Лиходейство темное, стрелы каленые да чудища кровожадные — против всего своя оборона найдется, против всего хитрость имеется, против всего оружие заготовить можно. Против женщины лишь одной не выйдет.
Чары колдовские да приворты любовные можно крестом развеять и святой водой свести. Но коли нет никакого колдовства, а просто смотришь, как изгибается под одеждой тело девичье, и словно опрокидывается внутри кубок с медом кипящим — и сладко, и жжет нестерпимо — то не поможет ни пост, ни молитвы. Нельзя найти такой брони, чтобы от яда этого защитила.
А Василий не чернец был, и сдерживать себя не привык. И при каждом извиве Маринкиной спелости, при каждой волне, пробегающей по ее волосам, подкатывало все сильнее, и ударяло в голову все хмельнее.
И слова гадалки Златы пророческие, о том, что есть другой, кто рукой Маринкиной изведет любых соперников, зыбылись сами собой. А может, и не принял он их тогда в сердце, не допуская, что даже в страшном сне на Чернавку глаз положит.
Не мог княжич больше держаться, чтобы не дотронуться до нее. Замер, в открытую уже глядя, машинально с ветки сучья сбивая, не в силах глаз отвести.
А потом и дерево рубить перестал.
Развернул Василий кушак свой пламенно-красный, с бахромой.

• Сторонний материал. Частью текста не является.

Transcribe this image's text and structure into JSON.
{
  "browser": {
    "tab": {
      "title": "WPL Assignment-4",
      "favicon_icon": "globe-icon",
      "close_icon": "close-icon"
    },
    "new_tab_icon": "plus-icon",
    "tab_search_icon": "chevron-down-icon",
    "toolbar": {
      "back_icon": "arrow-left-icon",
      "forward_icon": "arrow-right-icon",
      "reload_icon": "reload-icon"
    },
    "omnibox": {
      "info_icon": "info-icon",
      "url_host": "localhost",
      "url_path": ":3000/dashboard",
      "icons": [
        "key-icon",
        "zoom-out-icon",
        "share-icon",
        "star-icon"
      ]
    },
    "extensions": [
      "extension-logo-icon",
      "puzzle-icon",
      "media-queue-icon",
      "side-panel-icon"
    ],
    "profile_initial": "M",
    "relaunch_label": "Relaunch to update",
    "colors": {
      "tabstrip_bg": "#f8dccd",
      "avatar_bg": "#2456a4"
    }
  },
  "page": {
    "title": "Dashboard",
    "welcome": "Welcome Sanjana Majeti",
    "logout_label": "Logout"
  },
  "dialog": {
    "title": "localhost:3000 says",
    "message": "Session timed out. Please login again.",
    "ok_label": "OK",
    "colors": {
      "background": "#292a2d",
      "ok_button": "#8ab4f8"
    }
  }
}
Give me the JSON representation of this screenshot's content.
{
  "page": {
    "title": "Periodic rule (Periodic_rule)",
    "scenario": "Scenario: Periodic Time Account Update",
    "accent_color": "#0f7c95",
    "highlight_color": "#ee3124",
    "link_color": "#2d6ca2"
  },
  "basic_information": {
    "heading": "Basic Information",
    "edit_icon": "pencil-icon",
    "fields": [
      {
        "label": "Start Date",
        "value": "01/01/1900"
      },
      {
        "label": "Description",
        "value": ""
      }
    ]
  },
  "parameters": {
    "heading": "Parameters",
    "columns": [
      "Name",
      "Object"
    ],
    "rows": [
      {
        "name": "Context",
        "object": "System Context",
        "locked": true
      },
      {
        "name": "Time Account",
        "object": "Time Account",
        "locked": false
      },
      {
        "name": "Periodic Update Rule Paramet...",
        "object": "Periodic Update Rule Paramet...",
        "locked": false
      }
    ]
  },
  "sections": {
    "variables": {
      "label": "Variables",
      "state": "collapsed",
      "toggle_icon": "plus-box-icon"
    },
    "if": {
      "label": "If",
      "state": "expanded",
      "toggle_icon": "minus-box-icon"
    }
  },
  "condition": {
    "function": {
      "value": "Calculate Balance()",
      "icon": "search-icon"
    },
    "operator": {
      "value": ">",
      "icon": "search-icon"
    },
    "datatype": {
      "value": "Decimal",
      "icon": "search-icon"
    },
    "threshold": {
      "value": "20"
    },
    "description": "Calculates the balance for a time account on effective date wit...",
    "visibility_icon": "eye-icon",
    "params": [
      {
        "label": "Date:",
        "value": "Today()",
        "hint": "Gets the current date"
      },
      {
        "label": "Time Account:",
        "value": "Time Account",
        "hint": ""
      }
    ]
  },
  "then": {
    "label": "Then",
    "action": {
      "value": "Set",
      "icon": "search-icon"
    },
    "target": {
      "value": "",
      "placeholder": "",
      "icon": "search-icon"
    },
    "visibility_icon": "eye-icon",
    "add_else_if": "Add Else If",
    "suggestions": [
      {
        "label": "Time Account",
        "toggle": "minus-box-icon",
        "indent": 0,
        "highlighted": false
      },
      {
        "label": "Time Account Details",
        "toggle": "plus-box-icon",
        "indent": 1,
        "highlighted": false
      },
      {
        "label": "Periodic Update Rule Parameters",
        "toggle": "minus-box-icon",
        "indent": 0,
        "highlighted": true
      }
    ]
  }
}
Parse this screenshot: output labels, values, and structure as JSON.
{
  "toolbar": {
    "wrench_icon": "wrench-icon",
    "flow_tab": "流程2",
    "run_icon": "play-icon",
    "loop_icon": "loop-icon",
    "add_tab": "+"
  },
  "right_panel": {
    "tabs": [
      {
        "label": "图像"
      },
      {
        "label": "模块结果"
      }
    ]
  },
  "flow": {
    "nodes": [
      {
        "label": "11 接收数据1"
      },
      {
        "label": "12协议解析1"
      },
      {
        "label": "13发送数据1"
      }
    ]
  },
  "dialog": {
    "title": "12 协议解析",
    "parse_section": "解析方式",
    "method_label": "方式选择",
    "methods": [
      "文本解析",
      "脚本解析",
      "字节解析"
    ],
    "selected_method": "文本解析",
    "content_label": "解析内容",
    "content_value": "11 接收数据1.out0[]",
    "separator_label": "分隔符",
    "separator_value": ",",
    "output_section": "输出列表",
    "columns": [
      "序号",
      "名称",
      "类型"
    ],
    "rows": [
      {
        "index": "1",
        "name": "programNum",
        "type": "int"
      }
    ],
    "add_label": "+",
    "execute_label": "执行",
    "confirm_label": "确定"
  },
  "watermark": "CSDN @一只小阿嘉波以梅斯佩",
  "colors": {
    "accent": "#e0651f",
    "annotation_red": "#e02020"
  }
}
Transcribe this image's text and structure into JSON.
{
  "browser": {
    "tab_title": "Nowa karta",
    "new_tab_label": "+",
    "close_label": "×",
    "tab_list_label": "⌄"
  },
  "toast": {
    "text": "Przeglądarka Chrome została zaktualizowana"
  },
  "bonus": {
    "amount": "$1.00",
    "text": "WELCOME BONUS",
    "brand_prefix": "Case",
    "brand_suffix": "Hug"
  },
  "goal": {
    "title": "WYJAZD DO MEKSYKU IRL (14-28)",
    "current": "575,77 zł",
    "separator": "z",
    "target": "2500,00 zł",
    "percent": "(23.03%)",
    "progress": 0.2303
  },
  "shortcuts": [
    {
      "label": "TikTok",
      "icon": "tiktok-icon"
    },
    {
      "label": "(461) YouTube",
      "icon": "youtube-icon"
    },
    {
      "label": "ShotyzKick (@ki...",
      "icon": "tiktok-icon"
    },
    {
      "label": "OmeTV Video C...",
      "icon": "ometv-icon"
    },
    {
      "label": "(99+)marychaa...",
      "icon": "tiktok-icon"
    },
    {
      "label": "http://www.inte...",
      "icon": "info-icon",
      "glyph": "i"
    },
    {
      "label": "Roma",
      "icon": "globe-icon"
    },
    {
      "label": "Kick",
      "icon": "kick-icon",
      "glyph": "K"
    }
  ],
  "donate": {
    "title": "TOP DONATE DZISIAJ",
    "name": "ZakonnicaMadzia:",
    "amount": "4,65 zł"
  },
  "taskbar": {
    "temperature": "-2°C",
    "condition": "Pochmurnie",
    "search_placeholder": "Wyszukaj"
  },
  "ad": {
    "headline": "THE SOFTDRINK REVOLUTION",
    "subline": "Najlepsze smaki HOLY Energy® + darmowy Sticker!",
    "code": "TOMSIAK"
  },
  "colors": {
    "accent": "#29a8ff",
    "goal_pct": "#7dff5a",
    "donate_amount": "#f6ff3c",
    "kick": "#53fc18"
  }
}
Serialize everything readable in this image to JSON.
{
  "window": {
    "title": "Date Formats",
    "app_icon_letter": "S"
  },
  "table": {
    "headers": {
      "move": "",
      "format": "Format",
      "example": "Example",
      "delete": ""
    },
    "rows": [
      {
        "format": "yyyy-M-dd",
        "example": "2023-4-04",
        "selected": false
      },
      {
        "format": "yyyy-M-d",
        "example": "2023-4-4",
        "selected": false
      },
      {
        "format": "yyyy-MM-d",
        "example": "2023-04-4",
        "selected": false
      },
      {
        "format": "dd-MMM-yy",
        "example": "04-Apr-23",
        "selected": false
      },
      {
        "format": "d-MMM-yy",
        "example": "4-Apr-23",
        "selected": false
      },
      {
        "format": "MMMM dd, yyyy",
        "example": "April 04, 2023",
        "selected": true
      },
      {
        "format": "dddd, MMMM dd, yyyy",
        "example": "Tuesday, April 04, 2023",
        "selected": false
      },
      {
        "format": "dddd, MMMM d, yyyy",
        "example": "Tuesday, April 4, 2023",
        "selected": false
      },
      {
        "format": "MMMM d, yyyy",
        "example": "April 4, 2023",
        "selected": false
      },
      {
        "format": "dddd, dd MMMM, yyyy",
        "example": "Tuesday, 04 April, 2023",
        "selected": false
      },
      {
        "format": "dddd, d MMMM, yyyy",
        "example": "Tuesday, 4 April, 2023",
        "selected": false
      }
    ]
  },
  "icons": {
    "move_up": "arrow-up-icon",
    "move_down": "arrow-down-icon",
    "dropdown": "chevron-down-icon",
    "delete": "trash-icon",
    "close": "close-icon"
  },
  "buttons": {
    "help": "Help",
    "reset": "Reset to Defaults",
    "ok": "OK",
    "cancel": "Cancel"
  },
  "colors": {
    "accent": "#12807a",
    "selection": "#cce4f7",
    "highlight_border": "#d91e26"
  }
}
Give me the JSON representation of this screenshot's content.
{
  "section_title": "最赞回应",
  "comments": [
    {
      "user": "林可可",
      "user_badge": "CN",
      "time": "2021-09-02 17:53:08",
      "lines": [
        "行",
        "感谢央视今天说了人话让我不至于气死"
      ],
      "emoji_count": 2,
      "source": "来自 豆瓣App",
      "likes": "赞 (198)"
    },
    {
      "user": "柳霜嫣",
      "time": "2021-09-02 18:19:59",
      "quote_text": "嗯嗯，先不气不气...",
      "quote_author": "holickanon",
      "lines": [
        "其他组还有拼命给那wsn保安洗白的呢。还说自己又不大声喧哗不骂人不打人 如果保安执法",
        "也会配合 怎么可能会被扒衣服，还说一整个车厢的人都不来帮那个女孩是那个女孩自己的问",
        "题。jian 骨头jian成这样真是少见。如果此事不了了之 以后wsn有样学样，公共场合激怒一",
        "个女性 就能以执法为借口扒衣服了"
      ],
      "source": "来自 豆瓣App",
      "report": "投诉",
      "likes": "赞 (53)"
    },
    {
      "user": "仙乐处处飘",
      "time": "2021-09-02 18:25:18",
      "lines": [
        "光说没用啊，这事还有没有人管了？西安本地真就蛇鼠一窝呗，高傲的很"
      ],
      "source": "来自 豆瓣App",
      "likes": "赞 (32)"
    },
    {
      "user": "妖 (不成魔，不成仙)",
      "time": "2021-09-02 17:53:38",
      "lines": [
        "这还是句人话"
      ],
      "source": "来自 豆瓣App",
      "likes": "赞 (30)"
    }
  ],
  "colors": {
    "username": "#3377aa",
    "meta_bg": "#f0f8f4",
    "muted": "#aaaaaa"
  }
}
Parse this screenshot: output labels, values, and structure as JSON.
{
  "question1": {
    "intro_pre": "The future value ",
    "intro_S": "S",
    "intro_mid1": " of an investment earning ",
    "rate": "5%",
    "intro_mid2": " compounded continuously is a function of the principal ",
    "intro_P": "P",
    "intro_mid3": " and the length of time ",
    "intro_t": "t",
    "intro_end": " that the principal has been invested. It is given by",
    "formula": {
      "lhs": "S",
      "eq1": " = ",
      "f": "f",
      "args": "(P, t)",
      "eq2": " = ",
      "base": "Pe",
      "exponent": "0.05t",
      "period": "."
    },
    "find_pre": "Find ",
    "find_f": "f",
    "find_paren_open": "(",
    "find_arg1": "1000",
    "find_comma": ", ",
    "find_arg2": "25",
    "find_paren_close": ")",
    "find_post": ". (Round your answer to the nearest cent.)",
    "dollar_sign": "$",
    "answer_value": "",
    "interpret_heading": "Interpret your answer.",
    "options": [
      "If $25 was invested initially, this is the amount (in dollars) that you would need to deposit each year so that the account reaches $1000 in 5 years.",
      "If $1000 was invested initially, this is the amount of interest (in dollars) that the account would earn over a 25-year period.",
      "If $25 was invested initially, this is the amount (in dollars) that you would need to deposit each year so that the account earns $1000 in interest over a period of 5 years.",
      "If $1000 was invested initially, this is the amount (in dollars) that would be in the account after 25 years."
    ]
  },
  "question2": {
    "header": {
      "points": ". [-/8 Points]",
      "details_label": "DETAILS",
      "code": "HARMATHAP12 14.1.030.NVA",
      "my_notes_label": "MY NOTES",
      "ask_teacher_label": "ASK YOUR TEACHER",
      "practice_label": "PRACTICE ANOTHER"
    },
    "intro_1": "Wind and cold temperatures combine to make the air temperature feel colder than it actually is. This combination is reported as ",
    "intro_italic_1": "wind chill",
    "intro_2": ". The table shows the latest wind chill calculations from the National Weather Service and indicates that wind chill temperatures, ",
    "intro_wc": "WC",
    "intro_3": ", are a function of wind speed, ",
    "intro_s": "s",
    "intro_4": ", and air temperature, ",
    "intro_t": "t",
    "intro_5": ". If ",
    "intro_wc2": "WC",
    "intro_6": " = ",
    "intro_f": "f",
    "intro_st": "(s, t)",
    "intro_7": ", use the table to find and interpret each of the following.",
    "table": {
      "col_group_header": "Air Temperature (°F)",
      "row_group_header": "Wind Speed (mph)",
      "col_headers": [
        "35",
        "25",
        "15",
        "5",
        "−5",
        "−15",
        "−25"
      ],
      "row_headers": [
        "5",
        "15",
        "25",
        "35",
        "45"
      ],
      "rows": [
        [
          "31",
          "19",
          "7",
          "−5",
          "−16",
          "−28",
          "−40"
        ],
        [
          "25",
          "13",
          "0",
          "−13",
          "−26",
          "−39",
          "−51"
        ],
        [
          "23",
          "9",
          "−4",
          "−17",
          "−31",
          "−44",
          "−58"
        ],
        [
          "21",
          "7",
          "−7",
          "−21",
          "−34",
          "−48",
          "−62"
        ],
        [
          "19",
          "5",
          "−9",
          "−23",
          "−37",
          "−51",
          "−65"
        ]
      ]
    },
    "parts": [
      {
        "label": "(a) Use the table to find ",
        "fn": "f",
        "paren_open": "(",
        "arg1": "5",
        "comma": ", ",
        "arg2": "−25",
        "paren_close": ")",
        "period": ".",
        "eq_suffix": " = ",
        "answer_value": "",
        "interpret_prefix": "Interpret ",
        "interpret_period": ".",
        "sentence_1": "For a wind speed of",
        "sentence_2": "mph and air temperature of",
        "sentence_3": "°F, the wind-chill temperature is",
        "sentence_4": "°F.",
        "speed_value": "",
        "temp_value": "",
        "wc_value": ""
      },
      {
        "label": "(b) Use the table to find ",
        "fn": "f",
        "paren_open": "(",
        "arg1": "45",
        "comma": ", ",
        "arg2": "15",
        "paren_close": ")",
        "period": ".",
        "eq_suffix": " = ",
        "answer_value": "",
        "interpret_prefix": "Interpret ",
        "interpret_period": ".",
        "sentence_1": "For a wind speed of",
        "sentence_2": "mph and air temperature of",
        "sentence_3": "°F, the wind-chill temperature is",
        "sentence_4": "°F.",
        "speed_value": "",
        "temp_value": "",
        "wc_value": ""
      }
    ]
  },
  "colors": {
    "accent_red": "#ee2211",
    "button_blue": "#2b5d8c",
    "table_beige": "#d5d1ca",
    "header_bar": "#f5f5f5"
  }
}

Ткань плотная — на бой он надевался, не для красы пустой: раны таким перетягивают, коли нечем больше, руки пленным вяжут, глаза лошади закрывают.
— Смотрю я, потеряла ты сапоги в болоте, — сказал он хрипло.
Тронул слегка княжич лезвием булатным ткань благородную — распался кушак, словно никогда единым и не был. И разреза не видать.
— Не побрезгуешь ли ноги свои обернуть?